Une position de vassalité qui ne s’avère donc pas sans risques

Les Français ont, semble-t-il, des lacunes dans leur connaissance de l’Histoire. Si cela n’est pas étonnant vu la sélectivité des programmes scolaires, il est étonnant de constater le silence de connivence qui s’applique aux nombreuses bourdes commises par ce gouvernement d’improvisation.

Affaibli par les tragi-comédies du type parade de M. Khadafi dans les rues de Paris, le rayonnement de la France n’est plus qu’une image relayée par les médias pour laisser croire à la masse que la France pèse encore sur la scène internationale.

Il suffit de voir l’inflexion de l’information donnée au sujet du chemin de croix de la flamme olympique (cf. « quelques incidents » alors que l’on frôlait le lynchage des porteurs) pour réaliser à quel point l’information est distillée, modifiée, tordue dans le sens qu’on veut bien lui donner. En l’occurrence, celui du bon service au pouvoir en place.

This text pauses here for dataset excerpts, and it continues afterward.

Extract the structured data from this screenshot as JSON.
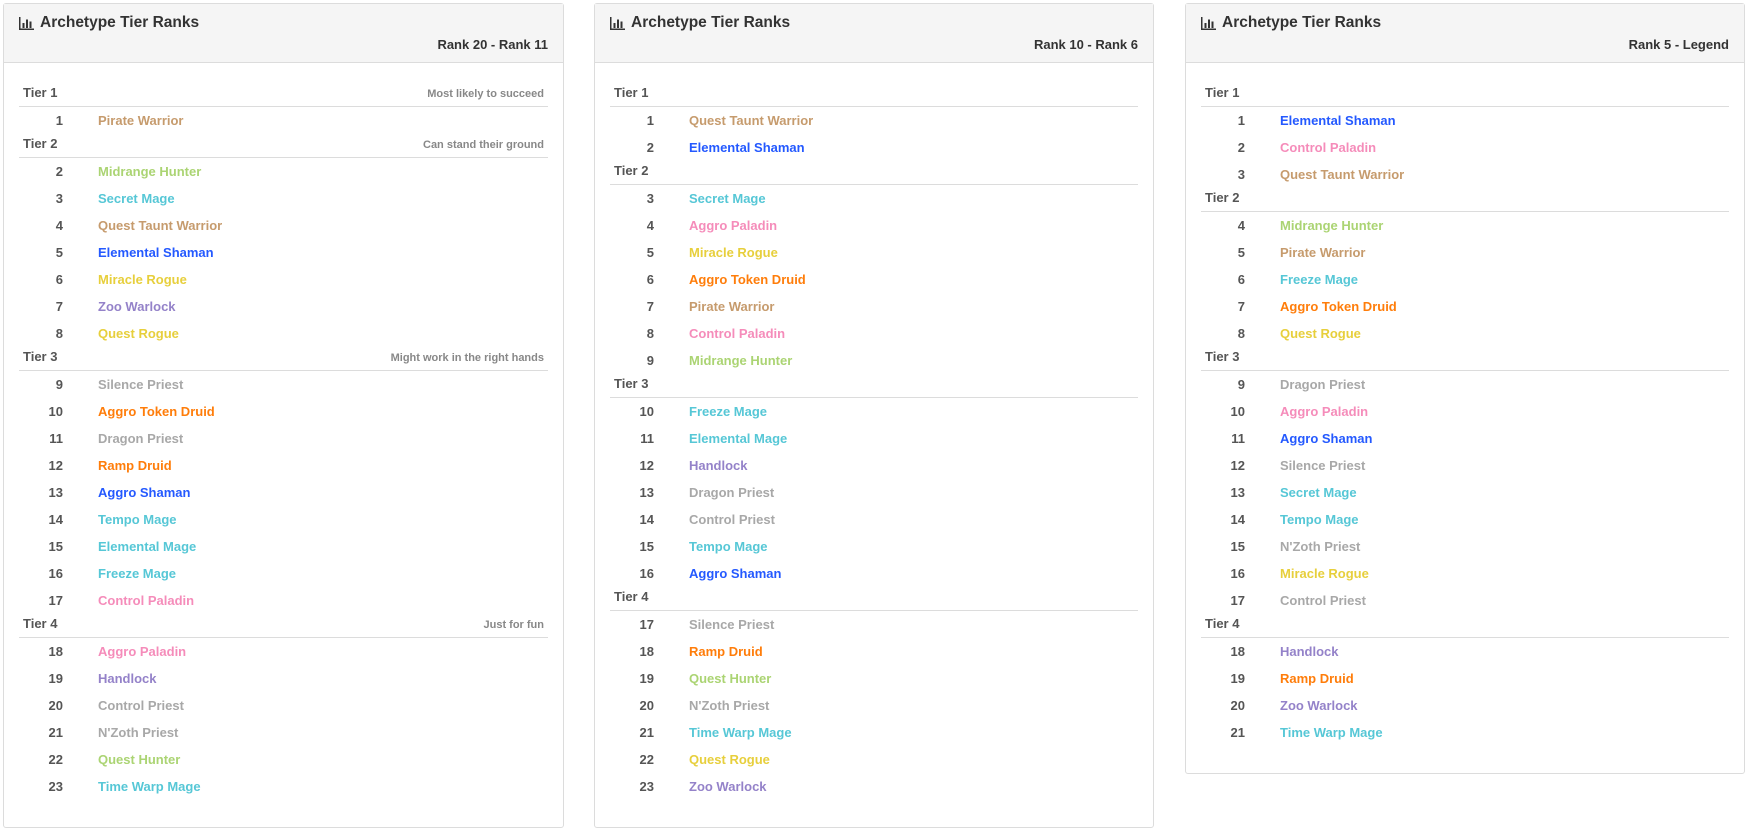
{
  "colors": {
    "Warrior": "#c69b6d",
    "Hunter": "#abd473",
    "Mage": "#56c7d6",
    "Shaman": "#2459ff",
    "Rogue": "#e7cf3c",
    "Warlock": "#9482c9",
    "Priest": "#a8a8a8",
    "Druid": "#ff7d0a",
    "Paladin": "#f58cba"
  },
  "panels": [
    {
      "title": "Archetype Tier Ranks",
      "range": "Rank 20 - Rank 11",
      "tiers": [
        {
          "label": "Tier 1",
          "desc": "Most likely to succeed",
          "rows": [
            {
              "rank": "1",
              "name": "Pirate Warrior",
              "cls": "Warrior"
            }
          ]
        },
        {
          "label": "Tier 2",
          "desc": "Can stand their ground",
          "rows": [
            {
              "rank": "2",
              "name": "Midrange Hunter",
              "cls": "Hunter"
            },
            {
              "rank": "3",
              "name": "Secret Mage",
              "cls": "Mage"
            },
            {
              "rank": "4",
              "name": "Quest Taunt Warrior",
              "cls": "Warrior"
            },
            {
              "rank": "5",
              "name": "Elemental Shaman",
              "cls": "Shaman"
            },
            {
              "rank": "6",
              "name": "Miracle Rogue",
              "cls": "Rogue"
            },
            {
              "rank": "7",
              "name": "Zoo Warlock",
              "cls": "Warlock"
            },
            {
              "rank": "8",
              "name": "Quest Rogue",
              "cls": "Rogue"
            }
          ]
        },
        {
          "label": "Tier 3",
          "desc": "Might work in the right hands",
          "rows": [
            {
              "rank": "9",
              "name": "Silence Priest",
              "cls": "Priest"
            },
            {
              "rank": "10",
              "name": "Aggro Token Druid",
              "cls": "Druid"
            },
            {
              "rank": "11",
              "name": "Dragon Priest",
              "cls": "Priest"
            },
            {
              "rank": "12",
              "name": "Ramp Druid",
              "cls": "Druid"
            },
            {
              "rank": "13",
              "name": "Aggro Shaman",
              "cls": "Shaman"
            },
            {
              "rank": "14",
              "name": "Tempo Mage",
              "cls": "Mage"
            },
            {
              "rank": "15",
              "name": "Elemental Mage",
              "cls": "Mage"
            },
            {
              "rank": "16",
              "name": "Freeze Mage",
              "cls": "Mage"
            },
            {
              "rank": "17",
              "name": "Control Paladin",
              "cls": "Paladin"
            }
          ]
        },
        {
          "label": "Tier 4",
          "desc": "Just for fun",
          "rows": [
            {
              "rank": "18",
              "name": "Aggro Paladin",
              "cls": "Paladin"
            },
            {
              "rank": "19",
              "name": "Handlock",
              "cls": "Warlock"
            },
            {
              "rank": "20",
              "name": "Control Priest",
              "cls": "Priest"
            },
            {
              "rank": "21",
              "name": "N'Zoth Priest",
              "cls": "Priest"
            },
            {
              "rank": "22",
              "name": "Quest Hunter",
              "cls": "Hunter"
            },
            {
              "rank": "23",
              "name": "Time Warp Mage",
              "cls": "Mage"
            }
          ]
        }
      ]
    },
    {
      "title": "Archetype Tier Ranks",
      "range": "Rank 10 - Rank 6",
      "tiers": [
        {
          "label": "Tier 1",
          "desc": "",
          "rows": [
            {
              "rank": "1",
              "name": "Quest Taunt Warrior",
              "cls": "Warrior"
            },
            {
              "rank": "2",
              "name": "Elemental Shaman",
              "cls": "Shaman"
            }
          ]
        },
        {
          "label": "Tier 2",
          "desc": "",
          "rows": [
            {
              "rank": "3",
              "name": "Secret Mage",
              "cls": "Mage"
            },
            {
              "rank": "4",
              "name": "Aggro Paladin",
              "cls": "Paladin"
            },
            {
              "rank": "5",
              "name": "Miracle Rogue",
              "cls": "Rogue"
            },
            {
              "rank": "6",
              "name": "Aggro Token Druid",
              "cls": "Druid"
            },
            {
              "rank": "7",
              "name": "Pirate Warrior",
              "cls": "Warrior"
            },
            {
              "rank": "8",
              "name": "Control Paladin",
              "cls": "Paladin"
            },
            {
              "rank": "9",
              "name": "Midrange Hunter",
              "cls": "Hunter"
            }
          ]
        },
        {
          "label": "Tier 3",
          "desc": "",
          "rows": [
            {
              "rank": "10",
              "name": "Freeze Mage",
              "cls": "Mage"
            },
            {
              "rank": "11",
              "name": "Elemental Mage",
              "cls": "Mage"
            },
            {
              "rank": "12",
              "name": "Handlock",
              "cls": "Warlock"
            },
            {
              "rank": "13",
              "name": "Dragon Priest",
              "cls": "Priest"
            },
            {
              "rank": "14",
              "name": "Control Priest",
              "cls": "Priest"
            },
            {
              "rank": "15",
              "name": "Tempo Mage",
              "cls": "Mage"
            },
            {
              "rank": "16",
              "name": "Aggro Shaman",
              "cls": "Shaman"
            }
          ]
        },
        {
          "label": "Tier 4",
          "desc": "",
          "rows": [
            {
              "rank": "17",
              "name": "Silence Priest",
              "cls": "Priest"
            },
            {
              "rank": "18",
              "name": "Ramp Druid",
              "cls": "Druid"
            },
            {
              "rank": "19",
              "name": "Quest Hunter",
              "cls": "Hunter"
            },
            {
              "rank": "20",
              "name": "N'Zoth Priest",
              "cls": "Priest"
            },
            {
              "rank": "21",
              "name": "Time Warp Mage",
              "cls": "Mage"
            },
            {
              "rank": "22",
              "name": "Quest Rogue",
              "cls": "Rogue"
            },
            {
              "rank": "23",
              "name": "Zoo Warlock",
              "cls": "Warlock"
            }
          ]
        }
      ]
    },
    {
      "title": "Archetype Tier Ranks",
      "range": "Rank 5 - Legend",
      "tiers": [
        {
          "label": "Tier 1",
          "desc": "",
          "rows": [
            {
              "rank": "1",
              "name": "Elemental Shaman",
              "cls": "Shaman"
            },
            {
              "rank": "2",
              "name": "Control Paladin",
              "cls": "Paladin"
            },
            {
              "rank": "3",
              "name": "Quest Taunt Warrior",
              "cls": "Warrior"
            }
          ]
        },
        {
          "label": "Tier 2",
          "desc": "",
          "rows": [
            {
              "rank": "4",
              "name": "Midrange Hunter",
              "cls": "Hunter"
            },
            {
              "rank": "5",
              "name": "Pirate Warrior",
              "cls": "Warrior"
            },
            {
              "rank": "6",
              "name": "Freeze Mage",
              "cls": "Mage"
            },
            {
              "rank": "7",
              "name": "Aggro Token Druid",
              "cls": "Druid"
            },
            {
              "rank": "8",
              "name": "Quest Rogue",
              "cls": "Rogue"
            }
          ]
        },
        {
          "label": "Tier 3",
          "desc": "",
          "rows": [
            {
              "rank": "9",
              "name": "Dragon Priest",
              "cls": "Priest"
            },
            {
              "rank": "10",
              "name": "Aggro Paladin",
              "cls": "Paladin"
            },
            {
              "rank": "11",
              "name": "Aggro Shaman",
              "cls": "Shaman"
            },
            {
              "rank": "12",
              "name": "Silence Priest",
              "cls": "Priest"
            },
            {
              "rank": "13",
              "name": "Secret Mage",
              "cls": "Mage"
            },
            {
              "rank": "14",
              "name": "Tempo Mage",
              "cls": "Mage"
            },
            {
              "rank": "15",
              "name": "N'Zoth Priest",
              "cls": "Priest"
            },
            {
              "rank": "16",
              "name": "Miracle Rogue",
              "cls": "Rogue"
            },
            {
              "rank": "17",
              "name": "Control Priest",
              "cls": "Priest"
            }
          ]
        },
        {
          "label": "Tier 4",
          "desc": "",
          "rows": [
            {
              "rank": "18",
              "name": "Handlock",
              "cls": "Warlock"
            },
            {
              "rank": "19",
              "name": "Ramp Druid",
              "cls": "Druid"
            },
            {
              "rank": "20",
              "name": "Zoo Warlock",
              "cls": "Warlock"
            },
            {
              "rank": "21",
              "name": "Time Warp Mage",
              "cls": "Mage"
            }
          ]
        }
      ]
    }
  ]
}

Cela fait déjà plusieurs années, et notamment après les essais nucléaires de 1995 puis la crise des « banlieues » en 2005, que l’image de « patrie des droits de l’homme » en avait pris un coup. Temporairement revigorée par la position contre la guerre en Irak et le discours de M. de Villepin à l’ONU en 2003, la France est en train de dilapider son capital « sympathie » au regard d’un monde qui change vite, très vite.

S’aligner sur le « plus fort » constitue une facilité idéologique et sans aucun doute économique (voir les tracés de pipelines et gisements pétroliers/gaziers pour comprendre), mais engage le pays à « suivre » plutôt qu’à être maître de son destin.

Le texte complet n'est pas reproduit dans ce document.